E também porque se você já conseguiu ensiná-lo a não abrir todas as gavetas, deve lembrar de quantas repetições foram necessárias até que a mensagem fosse de fato assimilada. Crianças precisam de constância, isso é quase um jargão. E como elas obtém constância? Ora, fazendo a prova. Seu filho não é um sádico que está apenas te testando porque não tem nada de melhor para fazer da vida, não, é a maneira que ele tem de encontrar os limites, de saber o que pode e não pode fazer. No fim, a criança quer que você, o adulto, determine o que ela pode ou não fazer. Simples assim.
E agora, o que você pretende fazer com isso? Qual vai ser a atitude na próxima deixa?

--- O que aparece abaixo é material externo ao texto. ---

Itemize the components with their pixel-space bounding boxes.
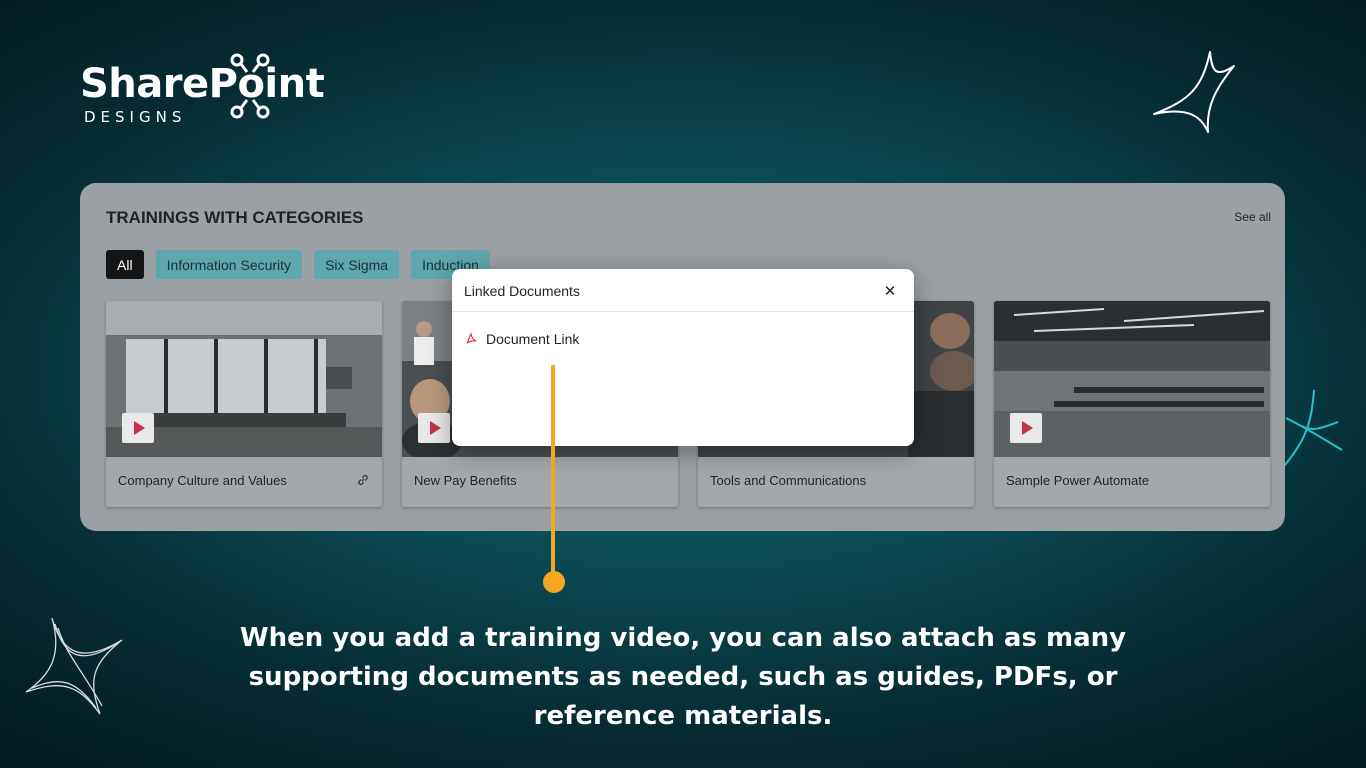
training-card[interactable]: Sample Power Automate	[994, 301, 1270, 507]
brand-name: SharePoint	[80, 61, 325, 107]
category-chip-six-sigma[interactable]: Six Sigma	[314, 250, 400, 279]
play-icon	[134, 421, 145, 435]
document-link[interactable]: Document Link	[464, 331, 579, 347]
linked-documents-dialog: Linked Documents ✕ Document Link	[452, 269, 914, 446]
see-all-link[interactable]: See all	[1234, 210, 1271, 224]
category-chip-information-security[interactable]: Information Security	[155, 250, 303, 279]
category-filters: All Information Security Six Sigma Induc…	[106, 250, 490, 279]
logo-molecule-icon	[230, 53, 270, 119]
callout-line	[551, 365, 555, 577]
play-icon	[430, 421, 441, 435]
dialog-title: Linked Documents	[464, 283, 580, 299]
document-link-label: Document Link	[486, 331, 580, 347]
close-icon: ✕	[883, 282, 897, 300]
training-title: Sample Power Automate	[1006, 473, 1150, 488]
brand-logo: SharePoint DESIGNS	[80, 53, 340, 128]
star-outline-icon	[1153, 51, 1235, 133]
training-title: Company Culture and Values	[118, 473, 287, 488]
star-sparkle-icon	[1283, 389, 1343, 467]
close-button[interactable]: ✕	[880, 281, 900, 301]
play-icon	[1022, 421, 1033, 435]
star-wire-icon	[25, 617, 123, 715]
caption-text: When you add a training video, you can a…	[239, 623, 1127, 731]
training-title: New Pay Benefits	[414, 473, 517, 488]
training-card[interactable]: Company Culture and Values	[106, 301, 382, 507]
link-icon[interactable]	[356, 473, 370, 487]
play-button[interactable]	[418, 413, 450, 443]
category-chip-all[interactable]: All	[106, 250, 144, 279]
callout-dot	[543, 571, 565, 593]
brand-tagline: DESIGNS	[84, 108, 187, 126]
panel-title: TRAININGS WITH CATEGORIES	[106, 208, 364, 227]
play-button[interactable]	[1010, 413, 1042, 443]
dialog-header: Linked Documents ✕	[452, 269, 914, 312]
training-title: Tools and Communications	[710, 473, 867, 488]
pdf-icon	[465, 332, 477, 345]
play-button[interactable]	[122, 413, 154, 443]
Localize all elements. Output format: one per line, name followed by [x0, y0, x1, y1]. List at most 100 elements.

Não acredito em receitas instantâneas para criar filhos, acredito que mesmo receitas de bolos podem sair diferente do esperado dependendo da farinha usada, acredito que a química existente entre os ingredientes varia, acredito que até o gás pode acabar no meio do assado (parece justo dizer que o gás acaba quando os pais estão exaustos demais para pensar no que é bom ou não).

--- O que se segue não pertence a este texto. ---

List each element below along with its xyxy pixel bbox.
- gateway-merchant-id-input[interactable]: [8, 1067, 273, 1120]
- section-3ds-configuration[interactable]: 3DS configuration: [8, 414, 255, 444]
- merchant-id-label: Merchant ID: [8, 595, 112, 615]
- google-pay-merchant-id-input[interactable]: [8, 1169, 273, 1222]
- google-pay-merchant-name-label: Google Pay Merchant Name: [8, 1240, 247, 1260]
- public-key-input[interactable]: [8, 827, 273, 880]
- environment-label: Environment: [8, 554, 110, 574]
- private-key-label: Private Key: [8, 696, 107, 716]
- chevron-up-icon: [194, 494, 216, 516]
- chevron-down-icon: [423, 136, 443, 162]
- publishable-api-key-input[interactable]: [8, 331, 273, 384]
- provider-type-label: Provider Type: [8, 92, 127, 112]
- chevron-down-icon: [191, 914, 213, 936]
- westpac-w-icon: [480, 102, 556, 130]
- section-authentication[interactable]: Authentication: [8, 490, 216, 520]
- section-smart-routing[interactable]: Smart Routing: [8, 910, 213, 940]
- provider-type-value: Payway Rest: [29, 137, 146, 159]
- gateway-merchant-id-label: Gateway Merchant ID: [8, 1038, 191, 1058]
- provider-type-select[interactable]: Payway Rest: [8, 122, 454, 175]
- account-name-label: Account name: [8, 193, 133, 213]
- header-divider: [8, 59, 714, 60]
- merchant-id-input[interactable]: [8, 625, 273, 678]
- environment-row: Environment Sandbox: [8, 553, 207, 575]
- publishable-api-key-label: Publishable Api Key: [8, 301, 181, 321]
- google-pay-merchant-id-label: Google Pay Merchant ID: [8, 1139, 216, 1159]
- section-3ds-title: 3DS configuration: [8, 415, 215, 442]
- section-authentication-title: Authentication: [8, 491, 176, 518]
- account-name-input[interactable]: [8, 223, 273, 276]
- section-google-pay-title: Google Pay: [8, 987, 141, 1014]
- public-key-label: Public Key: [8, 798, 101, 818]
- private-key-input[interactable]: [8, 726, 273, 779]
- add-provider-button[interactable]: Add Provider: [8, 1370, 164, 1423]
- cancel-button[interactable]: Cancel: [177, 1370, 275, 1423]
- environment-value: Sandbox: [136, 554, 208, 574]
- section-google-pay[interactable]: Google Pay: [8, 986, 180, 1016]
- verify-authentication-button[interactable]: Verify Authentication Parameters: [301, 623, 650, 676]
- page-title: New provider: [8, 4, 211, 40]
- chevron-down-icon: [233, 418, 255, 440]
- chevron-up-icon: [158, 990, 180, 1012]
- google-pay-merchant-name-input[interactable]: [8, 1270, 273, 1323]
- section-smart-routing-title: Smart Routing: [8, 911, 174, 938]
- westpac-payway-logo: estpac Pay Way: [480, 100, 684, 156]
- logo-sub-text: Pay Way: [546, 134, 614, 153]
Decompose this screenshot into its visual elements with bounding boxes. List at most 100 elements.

Mas acredito que você possa pensar sobre isso, e observar o que tem se passado com seu filho para tentar perceber quais ingredientes estão em desacordo nessa receita que tem desandado.

- Crianças precisam de limites? Se sim, que limites são esses?

- Essas cenas, pequenas ou grandes, também acontecem em casa? Se sim, observe em que momentos elas ocorrem e como você reage em casa. Ele/ela estava cansado? Pulou algum momento de sono? A teimosia começou quando você estava ao telefone ou ocupado com algo só seu? É importante prestar atenção para o momento chave, descobrir porque pode ser tão importante como escolher que atitude tomar.

- E a pergunta mais chatinha: Você tem sempre a mesma reação ou ela muda conforme o contexto em que a situação ocorre?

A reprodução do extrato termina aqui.